Avoir des monticules de souvenirs et tout autant et davantage encore enfouis dans les antres de la mémoire. Comment se souvenir de la première maison, rue Benoît Malon où se sont passés mes premiers mois dans un deux-pièces m’a t’on raconté, où nous étions quatre avec un frère de quatre ans qui devait courir partout, peut-être me tirer les cheveux ou me faire des grimaces, et une mère épuisée après ma naissance ; comment parler de la clinique rue Trousseau où j’ai poussé le premier cri, dans laquelle je suis retournée puisqu’elle a été transformée en pôle gériatrique, et dont j’ai alors arpenté, pendant plusieurs mois, les couloirs pour entendre résonner les cris de tous les bébés venus au monde dans ce lieu et rien aucun déclic ne s’est produit, aucune vision, et des cris il y en avait pourtant c’était ceux de la fin de vie et de la réalité crue qu’il fallait affronter. Peu de souvenir réel, mais ceux racontés à maintes reprises lorsque portant une petite bûche sur l’épaule, une épine s’est infiltrée dans mon oreille et que mon père a dû me porter jusqu’au pavillon d’urgence, situé juste en haut de la rue Pointe-Cadet où je vivais et ma grand-tante infirmière a pris soin de ma petite personne en train de pleurer. Pas de souvenir non plus des quartiers de la ville que je n’ai pas traversés à pied, sentant sous mes semelles la rugosité du trottoir avec ses creux et ses bosses formées par le goudron. Pas de souvenir de la rue de l’Isérable, de celle des Deux amis, de la rue Virginia Woolf ou celle d’Albert Camus, pas de souvenir de la rue du puits Camille et rien non plus sur la place du Bicentenaire ou la colline de la Cotonne. Rien à dire du Square du Temps Passé où pourtant doivent sommeiller les réminiscences de toute une ville. Rien des bras chargés de fatigue de ceux qui nous ont précédés, des chemins pavés de ronces sur le chemin des Champs juste en dessous de chez moi, et pourquoi le précieux semblerait se situer dans la disparition ? Où le fil pour suturer le temps ?
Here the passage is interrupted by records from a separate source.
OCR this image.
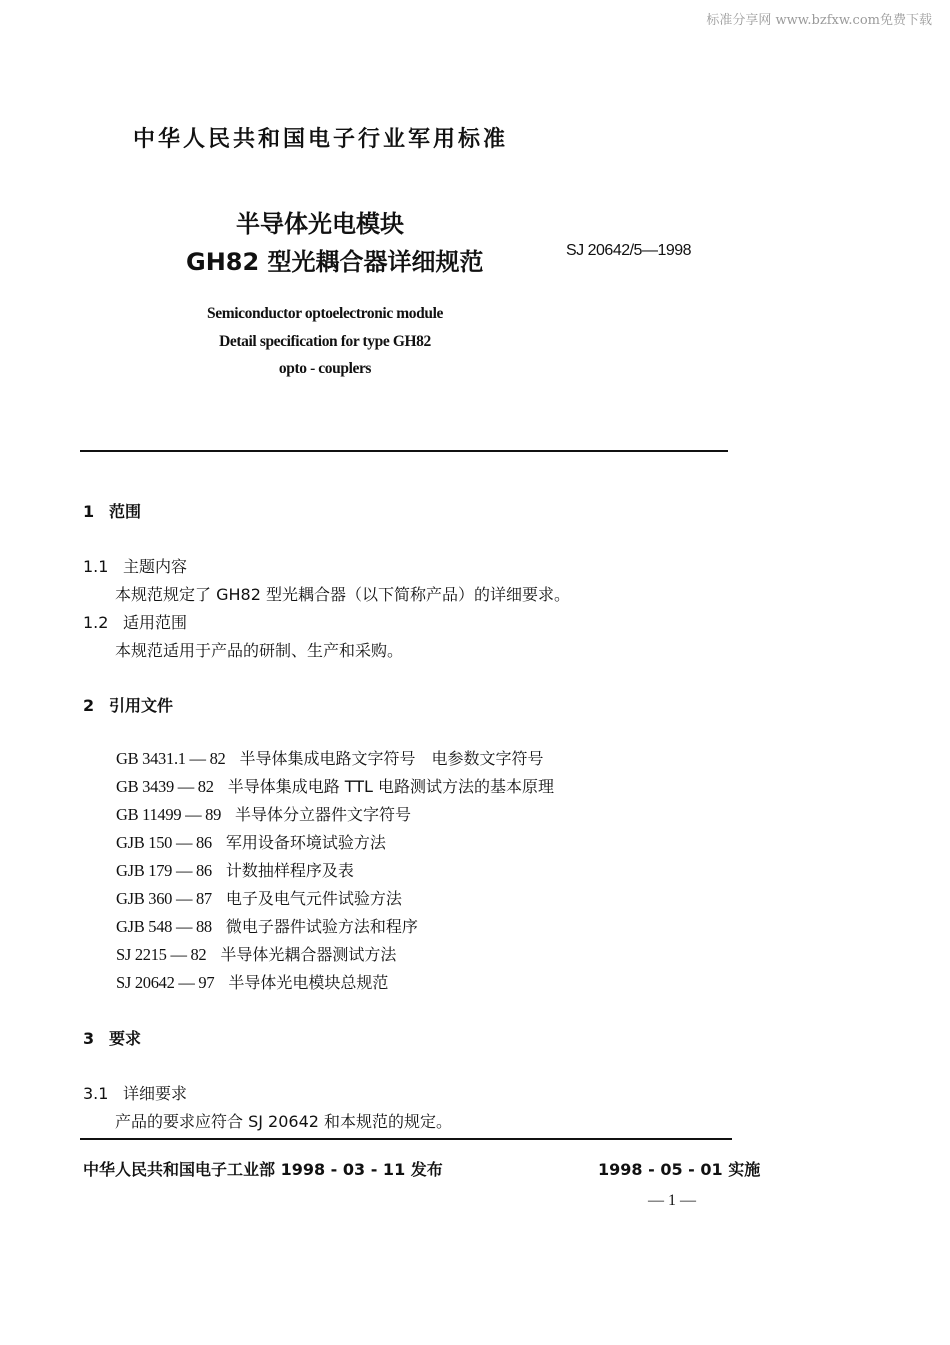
标准分享网 www.bzfxw.com免费下载
中华人民共和国电子行业军用标准
半导体光电模块
GH82 型光耦合器详细规范	SJ 20642/5—1998
Semiconductor optoelectronic module
Detail specification for type GH82
opto - couplers
1 范围
1.1 主题内容
本规范规定了 GH82 型光耦合器（以下简称产品）的详细要求。
1.2 适用范围
本规范适用于产品的研制、生产和采购。
2 引用文件
GB 3431.1 — 82 半导体集成电路文字符号　电参数文字符号
GB 3439 — 82 半导体集成电路 TTL 电路测试方法的基本原理
GB 11499 — 89 半导体分立器件文字符号
GJB 150 — 86 军用设备环境试验方法
GJB 179 — 86 计数抽样程序及表
GJB 360 — 87 电子及电气元件试验方法
GJB 548 — 88 微电子器件试验方法和程序
SJ 2215 — 82 半导体光耦合器测试方法
SJ 20642 — 97 半导体光电模块总规范
3 要求
3.1 详细要求
产品的要求应符合 SJ 20642 和本规范的规定。
中华人民共和国电子工业部 1998 - 03 - 11 发布	1998 - 05 - 01 实施
— 1 —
Très beau texte Solange, où l’accumulation de ces moments qu’on n’a pas vécus, dont on ne se souvient pas vraiment, ou par bribes et récits d’autres personnes, finissent tout de même par reconstituer le souvenir d’un temps ancien. Et je découvre à cette occasion, avec émerveillement, qu’il existe un Square du Temps Passé, dans une ville qui semble être Saint-Étienne.
Merci beaucoup Philippe! et dire que je n’ai jamais foulé la terre de ce square du Temps Passé…il va falloir que je remédie à cela!